Nationalization through Internationalization. Writing, Remembering, and Commemorating the Holocaust in Macedonia and Bulgaria after 1989
Author(s):
Ragaru, Nadège
Date:
2017
Topics:
Main Topic: Holocaust and Memorial, Holocaust Commemoration, European Union
Abstract:
The author analyses the scholarship, remembrance, and commemoration of the Holocaust in Macedonia and Bulgaria after 1989. She re-examines interpretive schisms between former communists and anticommunists, explores changes in one of the major lieux de mémoire in Bulgaria, the ‘rescue’ of its Jews, and juxtaposes it to the killing of those Jews who lived in Bulgarian-occupied territories.

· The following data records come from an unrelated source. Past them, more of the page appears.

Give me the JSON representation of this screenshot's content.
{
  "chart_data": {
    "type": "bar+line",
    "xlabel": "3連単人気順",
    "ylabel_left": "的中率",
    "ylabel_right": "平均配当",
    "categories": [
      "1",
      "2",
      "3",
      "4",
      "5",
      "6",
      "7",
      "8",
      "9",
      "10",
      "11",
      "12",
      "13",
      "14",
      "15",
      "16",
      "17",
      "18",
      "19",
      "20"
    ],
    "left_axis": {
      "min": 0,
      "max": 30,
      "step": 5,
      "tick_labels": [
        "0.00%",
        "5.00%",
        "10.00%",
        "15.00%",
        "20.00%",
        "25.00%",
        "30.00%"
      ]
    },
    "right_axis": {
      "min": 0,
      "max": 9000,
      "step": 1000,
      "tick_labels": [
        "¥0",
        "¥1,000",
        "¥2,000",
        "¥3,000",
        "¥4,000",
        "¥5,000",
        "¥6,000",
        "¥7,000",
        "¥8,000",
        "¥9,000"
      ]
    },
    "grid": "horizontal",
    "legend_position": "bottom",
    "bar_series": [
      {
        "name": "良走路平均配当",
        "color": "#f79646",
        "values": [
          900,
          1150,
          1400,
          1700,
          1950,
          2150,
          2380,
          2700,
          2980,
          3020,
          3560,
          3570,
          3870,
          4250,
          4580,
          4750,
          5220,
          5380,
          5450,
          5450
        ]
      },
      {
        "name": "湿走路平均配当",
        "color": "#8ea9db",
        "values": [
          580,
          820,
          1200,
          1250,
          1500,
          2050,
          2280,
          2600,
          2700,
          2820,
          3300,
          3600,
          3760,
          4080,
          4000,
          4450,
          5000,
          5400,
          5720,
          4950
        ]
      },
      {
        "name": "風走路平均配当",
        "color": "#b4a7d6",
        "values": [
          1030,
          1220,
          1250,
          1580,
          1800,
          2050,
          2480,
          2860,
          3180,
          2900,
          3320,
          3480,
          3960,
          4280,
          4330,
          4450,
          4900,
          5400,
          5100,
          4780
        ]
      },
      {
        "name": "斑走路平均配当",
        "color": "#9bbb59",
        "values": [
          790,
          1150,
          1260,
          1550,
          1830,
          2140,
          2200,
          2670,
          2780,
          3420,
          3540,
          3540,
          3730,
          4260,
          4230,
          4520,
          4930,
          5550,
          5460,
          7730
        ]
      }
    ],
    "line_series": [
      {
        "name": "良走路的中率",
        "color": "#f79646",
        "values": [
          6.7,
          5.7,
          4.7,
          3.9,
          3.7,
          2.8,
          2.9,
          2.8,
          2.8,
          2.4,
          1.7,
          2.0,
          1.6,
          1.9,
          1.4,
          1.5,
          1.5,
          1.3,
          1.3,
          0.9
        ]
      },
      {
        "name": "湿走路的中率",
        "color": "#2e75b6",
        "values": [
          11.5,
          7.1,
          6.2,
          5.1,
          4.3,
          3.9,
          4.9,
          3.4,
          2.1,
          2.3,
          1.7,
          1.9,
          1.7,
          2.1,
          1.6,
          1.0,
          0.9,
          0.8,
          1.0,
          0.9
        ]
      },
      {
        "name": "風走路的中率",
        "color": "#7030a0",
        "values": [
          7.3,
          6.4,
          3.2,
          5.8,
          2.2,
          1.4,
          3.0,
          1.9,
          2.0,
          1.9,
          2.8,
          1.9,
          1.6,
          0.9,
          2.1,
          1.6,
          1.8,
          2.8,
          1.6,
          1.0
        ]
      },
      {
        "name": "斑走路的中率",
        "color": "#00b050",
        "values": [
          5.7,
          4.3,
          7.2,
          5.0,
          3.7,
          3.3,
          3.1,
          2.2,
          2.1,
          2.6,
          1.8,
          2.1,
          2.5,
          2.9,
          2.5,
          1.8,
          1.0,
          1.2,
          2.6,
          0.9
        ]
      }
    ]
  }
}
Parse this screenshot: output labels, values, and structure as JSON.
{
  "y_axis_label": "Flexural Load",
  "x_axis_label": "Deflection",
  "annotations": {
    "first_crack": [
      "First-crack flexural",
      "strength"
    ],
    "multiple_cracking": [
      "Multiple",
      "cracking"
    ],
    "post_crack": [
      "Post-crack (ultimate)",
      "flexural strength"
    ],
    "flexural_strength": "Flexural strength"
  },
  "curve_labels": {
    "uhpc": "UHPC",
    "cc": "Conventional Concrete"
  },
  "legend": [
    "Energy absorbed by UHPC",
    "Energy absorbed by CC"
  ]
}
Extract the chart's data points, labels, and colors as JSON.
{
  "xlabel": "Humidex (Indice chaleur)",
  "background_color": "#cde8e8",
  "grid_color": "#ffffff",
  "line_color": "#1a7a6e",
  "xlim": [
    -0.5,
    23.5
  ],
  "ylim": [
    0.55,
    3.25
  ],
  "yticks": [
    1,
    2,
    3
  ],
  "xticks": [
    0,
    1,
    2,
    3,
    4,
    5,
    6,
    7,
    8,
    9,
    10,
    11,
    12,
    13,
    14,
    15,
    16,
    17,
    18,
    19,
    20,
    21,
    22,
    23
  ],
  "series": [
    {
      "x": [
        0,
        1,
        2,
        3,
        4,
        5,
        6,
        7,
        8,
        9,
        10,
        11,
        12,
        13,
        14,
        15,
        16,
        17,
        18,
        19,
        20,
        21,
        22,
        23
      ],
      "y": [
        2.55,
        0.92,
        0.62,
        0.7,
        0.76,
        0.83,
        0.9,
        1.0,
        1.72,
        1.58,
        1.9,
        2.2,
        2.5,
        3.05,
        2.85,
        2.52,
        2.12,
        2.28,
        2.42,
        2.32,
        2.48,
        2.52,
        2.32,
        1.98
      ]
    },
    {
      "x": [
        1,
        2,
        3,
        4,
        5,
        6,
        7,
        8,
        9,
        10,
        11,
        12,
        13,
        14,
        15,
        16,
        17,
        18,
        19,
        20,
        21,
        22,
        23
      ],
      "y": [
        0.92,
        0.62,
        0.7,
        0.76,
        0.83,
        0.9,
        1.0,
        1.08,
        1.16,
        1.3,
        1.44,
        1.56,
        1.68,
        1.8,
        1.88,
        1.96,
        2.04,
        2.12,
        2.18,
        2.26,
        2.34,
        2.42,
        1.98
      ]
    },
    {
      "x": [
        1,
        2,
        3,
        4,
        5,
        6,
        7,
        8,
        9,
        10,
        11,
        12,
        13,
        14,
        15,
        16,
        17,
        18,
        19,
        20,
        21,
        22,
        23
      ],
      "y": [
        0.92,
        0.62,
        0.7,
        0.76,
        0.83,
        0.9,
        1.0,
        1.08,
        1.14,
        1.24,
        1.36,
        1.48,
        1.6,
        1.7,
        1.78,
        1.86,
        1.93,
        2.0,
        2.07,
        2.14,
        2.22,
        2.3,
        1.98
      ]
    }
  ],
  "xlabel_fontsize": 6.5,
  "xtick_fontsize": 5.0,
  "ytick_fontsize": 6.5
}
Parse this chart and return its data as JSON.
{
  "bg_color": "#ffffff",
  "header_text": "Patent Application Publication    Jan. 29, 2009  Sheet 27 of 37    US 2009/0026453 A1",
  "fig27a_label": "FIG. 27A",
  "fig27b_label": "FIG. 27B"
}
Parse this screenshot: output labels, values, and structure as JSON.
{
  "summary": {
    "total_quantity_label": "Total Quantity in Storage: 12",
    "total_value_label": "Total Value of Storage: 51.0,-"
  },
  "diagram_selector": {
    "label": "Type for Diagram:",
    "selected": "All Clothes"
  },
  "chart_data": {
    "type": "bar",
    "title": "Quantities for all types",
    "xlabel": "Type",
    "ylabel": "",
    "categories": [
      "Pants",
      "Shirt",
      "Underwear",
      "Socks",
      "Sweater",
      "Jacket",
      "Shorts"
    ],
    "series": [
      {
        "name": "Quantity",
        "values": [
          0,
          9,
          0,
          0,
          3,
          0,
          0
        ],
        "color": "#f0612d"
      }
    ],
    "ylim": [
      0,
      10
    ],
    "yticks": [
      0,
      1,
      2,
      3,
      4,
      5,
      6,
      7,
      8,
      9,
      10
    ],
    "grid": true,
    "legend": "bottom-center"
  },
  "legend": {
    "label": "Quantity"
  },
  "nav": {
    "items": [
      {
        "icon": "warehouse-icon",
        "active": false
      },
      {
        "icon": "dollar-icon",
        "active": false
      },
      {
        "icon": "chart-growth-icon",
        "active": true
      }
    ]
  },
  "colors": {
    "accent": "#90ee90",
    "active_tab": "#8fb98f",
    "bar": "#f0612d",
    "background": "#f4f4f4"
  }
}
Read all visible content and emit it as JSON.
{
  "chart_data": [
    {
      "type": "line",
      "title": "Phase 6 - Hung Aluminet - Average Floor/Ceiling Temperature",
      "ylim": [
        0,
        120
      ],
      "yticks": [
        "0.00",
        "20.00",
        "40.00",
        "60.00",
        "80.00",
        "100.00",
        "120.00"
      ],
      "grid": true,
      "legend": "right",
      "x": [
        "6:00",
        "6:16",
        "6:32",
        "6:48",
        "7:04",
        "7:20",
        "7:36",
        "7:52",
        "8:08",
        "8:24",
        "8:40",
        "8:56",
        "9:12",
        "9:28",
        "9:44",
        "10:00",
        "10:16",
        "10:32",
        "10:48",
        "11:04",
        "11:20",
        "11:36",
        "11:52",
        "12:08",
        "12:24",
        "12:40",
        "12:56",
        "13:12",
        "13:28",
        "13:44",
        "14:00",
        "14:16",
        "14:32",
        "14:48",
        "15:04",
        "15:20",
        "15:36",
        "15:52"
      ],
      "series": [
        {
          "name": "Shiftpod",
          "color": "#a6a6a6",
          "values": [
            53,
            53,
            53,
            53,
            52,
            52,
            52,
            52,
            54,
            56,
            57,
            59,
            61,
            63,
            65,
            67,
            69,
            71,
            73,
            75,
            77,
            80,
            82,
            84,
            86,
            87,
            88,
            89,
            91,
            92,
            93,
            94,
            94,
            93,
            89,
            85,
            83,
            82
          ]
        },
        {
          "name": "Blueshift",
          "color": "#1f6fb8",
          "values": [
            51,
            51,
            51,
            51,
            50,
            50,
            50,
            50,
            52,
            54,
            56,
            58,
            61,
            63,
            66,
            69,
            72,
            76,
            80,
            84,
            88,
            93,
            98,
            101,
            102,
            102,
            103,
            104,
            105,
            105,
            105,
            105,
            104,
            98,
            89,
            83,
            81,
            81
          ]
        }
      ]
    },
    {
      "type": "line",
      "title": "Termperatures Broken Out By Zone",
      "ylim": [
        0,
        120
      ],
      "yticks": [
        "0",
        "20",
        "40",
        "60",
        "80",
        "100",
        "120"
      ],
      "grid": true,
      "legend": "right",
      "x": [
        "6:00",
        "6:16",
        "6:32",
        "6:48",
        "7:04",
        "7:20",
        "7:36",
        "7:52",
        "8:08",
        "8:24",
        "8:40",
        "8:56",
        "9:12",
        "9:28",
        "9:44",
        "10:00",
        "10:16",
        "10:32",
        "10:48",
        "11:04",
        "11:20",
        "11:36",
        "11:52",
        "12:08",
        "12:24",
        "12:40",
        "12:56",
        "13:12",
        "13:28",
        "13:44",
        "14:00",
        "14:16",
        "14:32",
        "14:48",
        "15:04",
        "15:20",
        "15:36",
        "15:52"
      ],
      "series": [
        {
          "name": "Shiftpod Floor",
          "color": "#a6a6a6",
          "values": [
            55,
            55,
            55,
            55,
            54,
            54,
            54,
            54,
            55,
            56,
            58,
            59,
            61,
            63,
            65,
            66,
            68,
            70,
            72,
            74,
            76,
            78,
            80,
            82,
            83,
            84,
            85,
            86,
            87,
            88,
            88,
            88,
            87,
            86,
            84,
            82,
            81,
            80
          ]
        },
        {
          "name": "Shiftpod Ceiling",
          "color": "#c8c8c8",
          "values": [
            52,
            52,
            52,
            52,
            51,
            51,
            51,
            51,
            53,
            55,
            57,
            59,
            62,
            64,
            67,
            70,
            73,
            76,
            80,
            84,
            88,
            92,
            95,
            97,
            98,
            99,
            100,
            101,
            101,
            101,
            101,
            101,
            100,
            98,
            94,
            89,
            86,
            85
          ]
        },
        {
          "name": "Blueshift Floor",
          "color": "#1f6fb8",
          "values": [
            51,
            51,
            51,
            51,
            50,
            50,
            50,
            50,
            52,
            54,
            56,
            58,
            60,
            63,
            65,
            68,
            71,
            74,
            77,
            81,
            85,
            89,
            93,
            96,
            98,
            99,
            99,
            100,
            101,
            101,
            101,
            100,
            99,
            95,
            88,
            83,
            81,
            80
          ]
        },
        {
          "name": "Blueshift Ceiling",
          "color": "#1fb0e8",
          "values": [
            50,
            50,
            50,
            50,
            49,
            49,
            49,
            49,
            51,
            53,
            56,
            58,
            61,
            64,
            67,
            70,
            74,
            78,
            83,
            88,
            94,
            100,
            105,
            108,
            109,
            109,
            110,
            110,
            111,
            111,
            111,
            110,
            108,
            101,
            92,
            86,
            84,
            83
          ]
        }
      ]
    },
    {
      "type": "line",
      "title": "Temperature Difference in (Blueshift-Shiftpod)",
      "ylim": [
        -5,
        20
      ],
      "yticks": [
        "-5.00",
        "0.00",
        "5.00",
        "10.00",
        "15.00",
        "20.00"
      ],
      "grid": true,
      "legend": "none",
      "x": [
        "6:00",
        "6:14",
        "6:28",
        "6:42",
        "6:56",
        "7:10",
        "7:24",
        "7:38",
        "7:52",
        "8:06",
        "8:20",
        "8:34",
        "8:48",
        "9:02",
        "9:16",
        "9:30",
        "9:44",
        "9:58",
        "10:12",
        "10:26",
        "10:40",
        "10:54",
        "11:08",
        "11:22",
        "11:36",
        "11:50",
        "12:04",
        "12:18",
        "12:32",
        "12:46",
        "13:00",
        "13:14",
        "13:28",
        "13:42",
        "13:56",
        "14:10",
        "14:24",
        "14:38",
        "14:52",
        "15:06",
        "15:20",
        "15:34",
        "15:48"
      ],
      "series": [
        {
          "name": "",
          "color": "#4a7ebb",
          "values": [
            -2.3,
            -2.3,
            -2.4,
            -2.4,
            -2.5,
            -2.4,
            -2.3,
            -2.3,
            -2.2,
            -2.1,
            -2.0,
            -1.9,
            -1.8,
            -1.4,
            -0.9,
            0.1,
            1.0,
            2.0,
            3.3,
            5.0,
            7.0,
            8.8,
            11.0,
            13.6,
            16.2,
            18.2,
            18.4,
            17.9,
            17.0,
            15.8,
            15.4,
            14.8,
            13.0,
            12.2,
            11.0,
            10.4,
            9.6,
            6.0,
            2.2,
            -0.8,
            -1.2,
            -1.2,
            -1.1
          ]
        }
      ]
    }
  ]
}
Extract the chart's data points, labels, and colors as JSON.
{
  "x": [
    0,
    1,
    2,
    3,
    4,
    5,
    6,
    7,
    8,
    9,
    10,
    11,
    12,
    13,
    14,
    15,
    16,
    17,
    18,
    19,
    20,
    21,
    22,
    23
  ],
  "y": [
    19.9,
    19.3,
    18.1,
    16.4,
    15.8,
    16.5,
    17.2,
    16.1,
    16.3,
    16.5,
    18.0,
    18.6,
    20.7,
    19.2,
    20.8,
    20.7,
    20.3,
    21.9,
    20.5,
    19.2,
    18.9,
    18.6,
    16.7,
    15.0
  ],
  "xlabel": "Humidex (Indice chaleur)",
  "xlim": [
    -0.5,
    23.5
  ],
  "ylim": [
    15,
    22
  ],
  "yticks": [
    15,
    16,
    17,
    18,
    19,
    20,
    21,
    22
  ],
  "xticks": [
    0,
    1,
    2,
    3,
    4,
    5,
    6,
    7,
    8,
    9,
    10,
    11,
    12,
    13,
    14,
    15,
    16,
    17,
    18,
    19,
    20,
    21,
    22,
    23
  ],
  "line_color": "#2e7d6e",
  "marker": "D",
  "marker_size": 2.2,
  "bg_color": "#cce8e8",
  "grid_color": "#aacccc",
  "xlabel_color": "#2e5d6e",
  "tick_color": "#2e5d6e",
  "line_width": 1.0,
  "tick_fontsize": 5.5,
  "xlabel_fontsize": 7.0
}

She contextualizes the Bulgarian-Macedonian controversies within European and global frameworks, looking at the process of the institutionalization of Holocaust remembrance in the two countries. She then considers the role of international Jewish communities and the effects of a European Union that since the enlargement of 2007 has been moulding a ‘European’ commemorative landscape from fear of yet another East-West divide. In her conclusion the author outlines an agenda for a transnational social history of anti-Jewish policies and persecutions, and looks at who might be its major actors in Bulgaria and Macedonia.